450 Gäste feierte im Fischhofpark in Tirschenreuth eine stilvolle, elegante Premiere: das „Dîner en blanc“. „Ich habe meine 25 Jahre alten Brautschuhe an, weil ich keine weißen Schuhe hatte“, erzählte Renate Bauer-Zölch lachend auf dem Weg zum Park, bestückt mit einem Bollerwagen voller Essen. Bauer-Zölch war nicht die Einzige: Wie sie hatten sich nahezu alle Gäste ganz in Weiß gekleidet und dabei auch auf eine gewisse Eleganz geachtet, um beim erstmals im Fischhofpark veranstalteten „Dîner en blanc“ eine gute Figur zu machen. Das aus Frankreich stammende „Dîner en blanc“ ist ursprünglich ein Picknick unter freiem Himmel, bei dem die Teilnehmer ganz in Weiß erscheinen und Speisen sowie Getränke selbst mitbringen.
Zauberhaft und liebevoll gestaltet war das gesamte Ambiente mit weißen Tischdecken, Rosenbögen und einer weiß dekorierten Fotobox mit Sitzbank. Selbst die mitgebrachten Sonnenschirme als Schutz vor der Hitze waren weiß. Mit einem derartigen Andrang hatten die Veranstalter nicht gerechnet. Als die Premiere des „Dîner en blanc“ im Fischhofpark begann, strömten zahlreiche stilvoll gekleidete Frauen und Männer auf das Wiesengelände, wo die Tische mit Blick auf die Fischhofbrücke aufgebaut waren.
Mirko Streich, Hauptorganisator des Tirschenreuther Kultursommers, erklärte, dass die Veranstaltung nicht über den Förderverein Fischhofpark organisiert wurde. Vielmehr hatten Tirschenreuther Frauen unter der Federführung von Monika Wimmer und Ulrike Meier das „Dîner en blanc“ ins Leben gerufen und organisiert.
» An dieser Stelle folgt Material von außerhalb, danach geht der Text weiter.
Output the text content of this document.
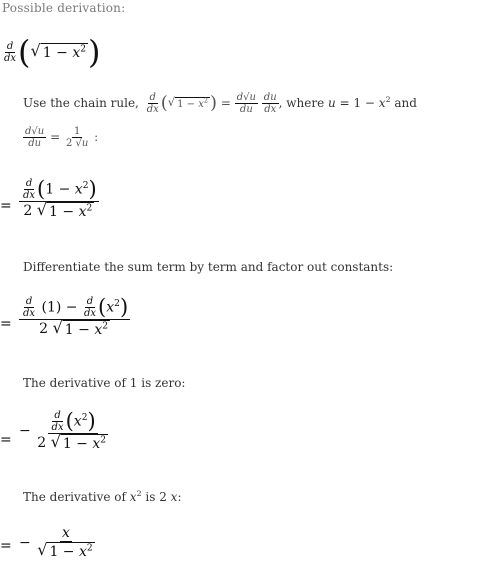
Possible derivation:
$\frac{d}{dx}$ ( √ $1 - x^2$ )
Use the chain rule, $\frac{d}{dx}$ ( √ $1 - x^2$ ) = $\frac{d√u}{du}$
$\frac{du}{dx}$ , where $u = 1 - x^2$ and
$\frac{d√u}{du} = \frac{1}{2 √u}$ :
= $\frac{\frac{d}{dx} (1 - x^2)}{2 √ 1 - x^2}$
Differentiate the sum term by term and factor out constants:
= $\frac{\frac{d}{dx} (1) - \frac{d}{dx} (x^2)}{2 √ 1 - x^2}$
The derivative of 1 is zero:
=
− $\frac{\frac{d}{dx} (x^2)}{2 √ 1 - x^2}$
The derivative of $x^2$ is 2 x:
= − $\frac{x}{√ 1 - x^2}$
Die Idee der beiden Veranstalterinnen wurde belohnt: Das „Dîner en blanc“ entwickelte sich auf Anhieb zu einer Erfolgsgeschichte. Freundesgruppen, Vereine, Paare, Einzelpersonen, Seniorinnen und Senioren sowie Familien hatten Plätze oder ganze Tische gebucht.
Zum Essen gab es alles, was das Herz begehrt. Die Gäste hatten Häppchen, ganze Buffets, Wurstbrote und verschiedenste Salatvariationen mitgebracht. Frankreich-Kenner Peter Gold hatte selbstverständlich einen aus Frankreich mitgebrachten Weißwein im Gepäck. Für die passende musikalische Umrahmung sorgten die Sängerinnen Luisa Zeitler und Annabelle Lang mit Livemusik.
Bis in die Abenddämmerung hinein wurde das besondere Event gefeiert. Einige Gäste hatten sogar Kerzen oder Lichterketten mitgebracht, um den Abend möglichst lange genießen zu können. Veranstalterin Monika Wimmer versprach lachend, dass es im kommenden Jahr eine Wiederholung geben solle – vorausgesetzt, alle räumen ihre Sachen wieder ordentlich auf und einige helfen auch beim Abbau der Tische.